The two had opposed the imposition of Emergency in 1975. Condemning Indira Gandhi for imposing Emergency is not the way to understand Indira Gandhi or history.

Politicians lack the credibility to assess the Emergency in objective terms. The question they dare not ask is whether there were compelling reasons to impose the Emergency.

The historical evidence shows that the conditions were indeed critical. Jayaprakash Narayan was partly responsible for creating conditions conducive to the imposition of Emergency. He was a woolly-headed Gandhian and an irresponsible anarchist who wanted to dissolve the state.

As a person at the helm of the state at that moment, Indira Gandhi had to hit back. If she had truly been a leader, she would not have been frightened by the silly antics of JP and his followers who let loose enough mayhem on the streets between June 12 and June 25 when Emergency was imposed.

Instead of holding her nerve and displaying the steely resolve which everyone now thinks she had, Indira Gandhi panicked. The Allahabad high court verdict would have been overturned in the Supreme Court. Every legal expert worth the salt knew it to be a flimsy judgment. But she did not trust the system and she did not trust herself.

So, she succumbed to bad advice from the likes of Siddharh Shankar Ray and brought in the infamous 39th Constitutional amendment, taking away the power of the courts to decide election cases involving the President, vice president, prime minister and Lok Sabha speaker. The Emergency is a classic example of Indira Gandhi's bad leadership qualities.

The thing with Indira Gandhi was that she did not believe in anything strongly. She did not believe in socialism. She used it as a useful weapon in her fight against the Syndicate. She abandoned it without qualms when she returned to power the second time round in 1980.

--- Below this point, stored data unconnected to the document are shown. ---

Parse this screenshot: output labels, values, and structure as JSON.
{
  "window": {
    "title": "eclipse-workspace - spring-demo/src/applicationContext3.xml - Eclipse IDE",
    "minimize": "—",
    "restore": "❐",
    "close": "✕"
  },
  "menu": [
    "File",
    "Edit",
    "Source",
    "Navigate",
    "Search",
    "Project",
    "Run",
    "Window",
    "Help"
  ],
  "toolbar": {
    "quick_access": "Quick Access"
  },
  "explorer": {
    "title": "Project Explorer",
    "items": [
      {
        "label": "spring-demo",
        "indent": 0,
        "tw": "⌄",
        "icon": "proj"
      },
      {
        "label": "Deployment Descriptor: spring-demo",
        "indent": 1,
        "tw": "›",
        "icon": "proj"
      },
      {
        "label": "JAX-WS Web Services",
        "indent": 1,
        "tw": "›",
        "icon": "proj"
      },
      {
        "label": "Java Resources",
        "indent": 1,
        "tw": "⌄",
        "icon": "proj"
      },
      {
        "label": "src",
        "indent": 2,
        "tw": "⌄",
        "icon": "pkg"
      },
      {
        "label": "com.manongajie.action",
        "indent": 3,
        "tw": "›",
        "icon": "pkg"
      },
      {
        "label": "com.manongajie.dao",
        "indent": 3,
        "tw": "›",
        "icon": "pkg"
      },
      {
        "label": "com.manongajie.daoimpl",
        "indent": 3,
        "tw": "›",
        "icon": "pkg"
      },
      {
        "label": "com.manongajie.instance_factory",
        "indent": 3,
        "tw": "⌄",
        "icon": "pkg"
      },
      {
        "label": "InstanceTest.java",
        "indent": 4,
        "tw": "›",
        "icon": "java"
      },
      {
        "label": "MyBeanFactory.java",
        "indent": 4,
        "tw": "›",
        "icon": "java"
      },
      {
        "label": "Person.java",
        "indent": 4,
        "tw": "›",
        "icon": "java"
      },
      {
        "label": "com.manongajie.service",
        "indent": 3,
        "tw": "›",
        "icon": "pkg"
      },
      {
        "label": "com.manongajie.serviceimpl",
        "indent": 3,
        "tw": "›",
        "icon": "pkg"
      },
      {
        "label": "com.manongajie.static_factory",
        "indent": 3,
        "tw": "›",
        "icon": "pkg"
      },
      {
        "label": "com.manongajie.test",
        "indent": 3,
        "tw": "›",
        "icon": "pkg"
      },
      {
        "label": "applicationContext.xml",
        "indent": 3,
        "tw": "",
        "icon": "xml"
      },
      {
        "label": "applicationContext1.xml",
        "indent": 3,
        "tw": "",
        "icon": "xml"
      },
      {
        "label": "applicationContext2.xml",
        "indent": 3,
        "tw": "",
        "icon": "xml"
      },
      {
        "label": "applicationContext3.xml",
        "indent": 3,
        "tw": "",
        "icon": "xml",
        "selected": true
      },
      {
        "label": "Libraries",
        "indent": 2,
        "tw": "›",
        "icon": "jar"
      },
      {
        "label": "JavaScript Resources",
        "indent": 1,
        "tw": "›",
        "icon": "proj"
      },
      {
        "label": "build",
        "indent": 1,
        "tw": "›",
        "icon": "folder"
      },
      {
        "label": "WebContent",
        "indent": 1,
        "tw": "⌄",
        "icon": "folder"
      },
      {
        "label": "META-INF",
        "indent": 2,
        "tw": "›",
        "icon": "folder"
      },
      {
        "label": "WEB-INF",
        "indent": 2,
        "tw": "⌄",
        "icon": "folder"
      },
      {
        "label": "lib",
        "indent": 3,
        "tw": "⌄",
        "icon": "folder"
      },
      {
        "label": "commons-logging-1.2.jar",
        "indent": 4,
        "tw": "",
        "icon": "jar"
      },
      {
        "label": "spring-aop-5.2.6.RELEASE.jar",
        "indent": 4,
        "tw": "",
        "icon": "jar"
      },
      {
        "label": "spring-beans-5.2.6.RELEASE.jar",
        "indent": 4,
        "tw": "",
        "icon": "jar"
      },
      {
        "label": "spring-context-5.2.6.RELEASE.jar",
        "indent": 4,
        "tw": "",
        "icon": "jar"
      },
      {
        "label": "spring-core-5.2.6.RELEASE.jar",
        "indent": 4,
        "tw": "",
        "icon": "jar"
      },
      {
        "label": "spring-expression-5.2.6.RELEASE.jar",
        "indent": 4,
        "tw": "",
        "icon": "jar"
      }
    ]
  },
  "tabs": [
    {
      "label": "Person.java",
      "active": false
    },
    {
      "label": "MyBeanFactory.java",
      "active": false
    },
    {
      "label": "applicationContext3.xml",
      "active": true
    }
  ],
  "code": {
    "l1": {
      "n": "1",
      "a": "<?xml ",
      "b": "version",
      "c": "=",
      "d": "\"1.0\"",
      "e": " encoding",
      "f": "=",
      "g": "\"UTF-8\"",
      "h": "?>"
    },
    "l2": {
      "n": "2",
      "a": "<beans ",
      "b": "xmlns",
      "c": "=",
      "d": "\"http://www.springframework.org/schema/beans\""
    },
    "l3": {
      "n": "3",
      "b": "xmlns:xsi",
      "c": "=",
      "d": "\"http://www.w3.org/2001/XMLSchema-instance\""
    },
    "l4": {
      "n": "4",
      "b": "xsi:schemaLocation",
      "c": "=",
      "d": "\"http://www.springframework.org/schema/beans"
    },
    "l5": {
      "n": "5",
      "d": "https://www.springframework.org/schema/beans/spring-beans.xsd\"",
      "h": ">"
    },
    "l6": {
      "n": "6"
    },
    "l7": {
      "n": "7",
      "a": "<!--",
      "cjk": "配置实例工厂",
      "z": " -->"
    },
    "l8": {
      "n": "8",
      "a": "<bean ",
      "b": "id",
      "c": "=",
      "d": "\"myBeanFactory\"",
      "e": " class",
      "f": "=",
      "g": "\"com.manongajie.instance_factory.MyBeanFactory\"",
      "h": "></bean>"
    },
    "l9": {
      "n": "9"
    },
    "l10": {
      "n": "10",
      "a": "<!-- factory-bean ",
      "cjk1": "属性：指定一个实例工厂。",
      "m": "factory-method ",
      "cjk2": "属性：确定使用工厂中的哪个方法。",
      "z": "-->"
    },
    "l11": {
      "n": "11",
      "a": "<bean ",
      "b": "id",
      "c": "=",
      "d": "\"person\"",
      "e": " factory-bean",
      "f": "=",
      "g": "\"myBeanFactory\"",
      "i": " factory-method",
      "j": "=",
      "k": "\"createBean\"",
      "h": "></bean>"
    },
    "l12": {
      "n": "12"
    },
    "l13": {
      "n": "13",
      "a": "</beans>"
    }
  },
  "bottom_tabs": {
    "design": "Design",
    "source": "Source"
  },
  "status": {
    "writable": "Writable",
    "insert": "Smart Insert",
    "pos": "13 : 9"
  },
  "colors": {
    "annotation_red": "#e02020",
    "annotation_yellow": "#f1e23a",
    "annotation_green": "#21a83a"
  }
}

She was not much of a dictator either because she was not comfortable with the Emergency. Remember that a majority of the middle class loved the Emergency and were happy that the trains were on time. As a matter of fact, the sneaking admiration of the
Indian middle class for Indira Gandhi as a strong leader is a secret longing for a dictator. It was the poor people who hated this dictatorship and voted her out in 1977. In fact, she seemed quite relieved that she lost the election.

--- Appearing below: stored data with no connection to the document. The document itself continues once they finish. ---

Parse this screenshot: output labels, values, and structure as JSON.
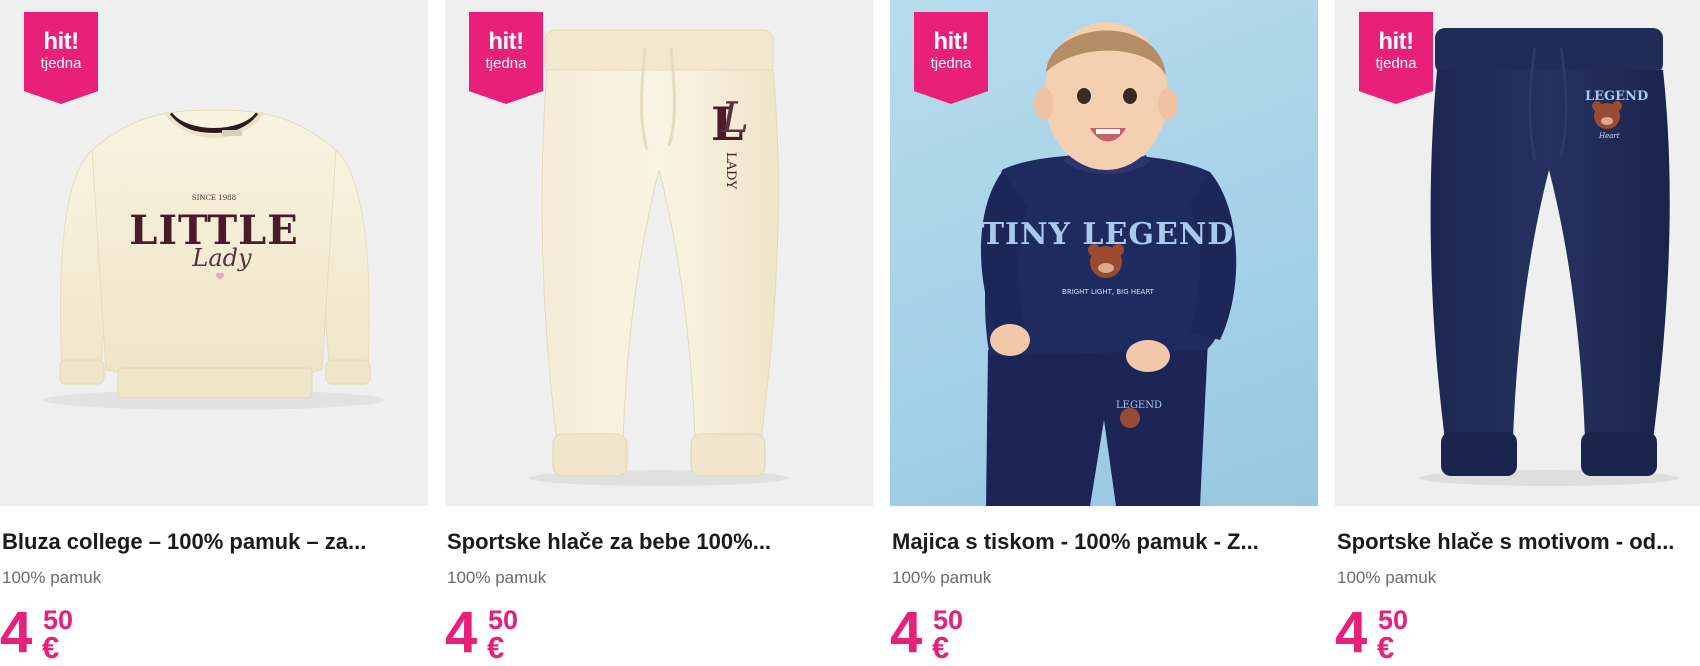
{
  "colors": {
    "accent": "#e8207a",
    "title": "#1b1b1b",
    "subtitle": "#6b6b6b"
  },
  "products": [
    {
      "badge": {
        "main": "hit!",
        "sub": "tjedna"
      },
      "image": {
        "icon": "sweatshirt-image",
        "print": [
          "LITTLE",
          "Lady",
          "SINCE 1988"
        ]
      },
      "title": "Bluza college – 100% pamuk – za...",
      "subtitle": "100% pamuk",
      "price": {
        "main": "4",
        "cents": "50",
        "currency": "€"
      }
    },
    {
      "badge": {
        "main": "hit!",
        "sub": "tjedna"
      },
      "image": {
        "icon": "jogger-pants-image",
        "print": [
          "L",
          "L",
          "LADY"
        ]
      },
      "title": "Sportske hlače za bebe 100%...",
      "subtitle": "100% pamuk",
      "price": {
        "main": "4",
        "cents": "50",
        "currency": "€"
      }
    },
    {
      "badge": {
        "main": "hit!",
        "sub": "tjedna"
      },
      "image": {
        "icon": "baby-photo-image",
        "print": [
          "TINY LEGEND",
          "BRIGHT LIGHT, BIG HEART",
          "LEGEND"
        ]
      },
      "title": "Majica s tiskom - 100% pamuk - Z...",
      "subtitle": "100% pamuk",
      "price": {
        "main": "4",
        "cents": "50",
        "currency": "€"
      }
    },
    {
      "badge": {
        "main": "hit!",
        "sub": "tjedna"
      },
      "image": {
        "icon": "navy-pants-image",
        "print": [
          "LEGEND",
          "Heart"
        ]
      },
      "title": "Sportske hlače s motivom - od...",
      "subtitle": "100% pamuk",
      "price": {
        "main": "4",
        "cents": "50",
        "currency": "€"
      }
    }
  ]
}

The mettle of a leader is tested in bad, and not in good, times. Indira Gandhi fails the test. She was a bad leader because she had no convictions, she could not handle a crisis and she could not deal with critics. More importantly, she lacked the ability to build a team of talented people in the party and in the government. She wanted trusted lieutenants and she had plenty of them around. But leadership is not about followers.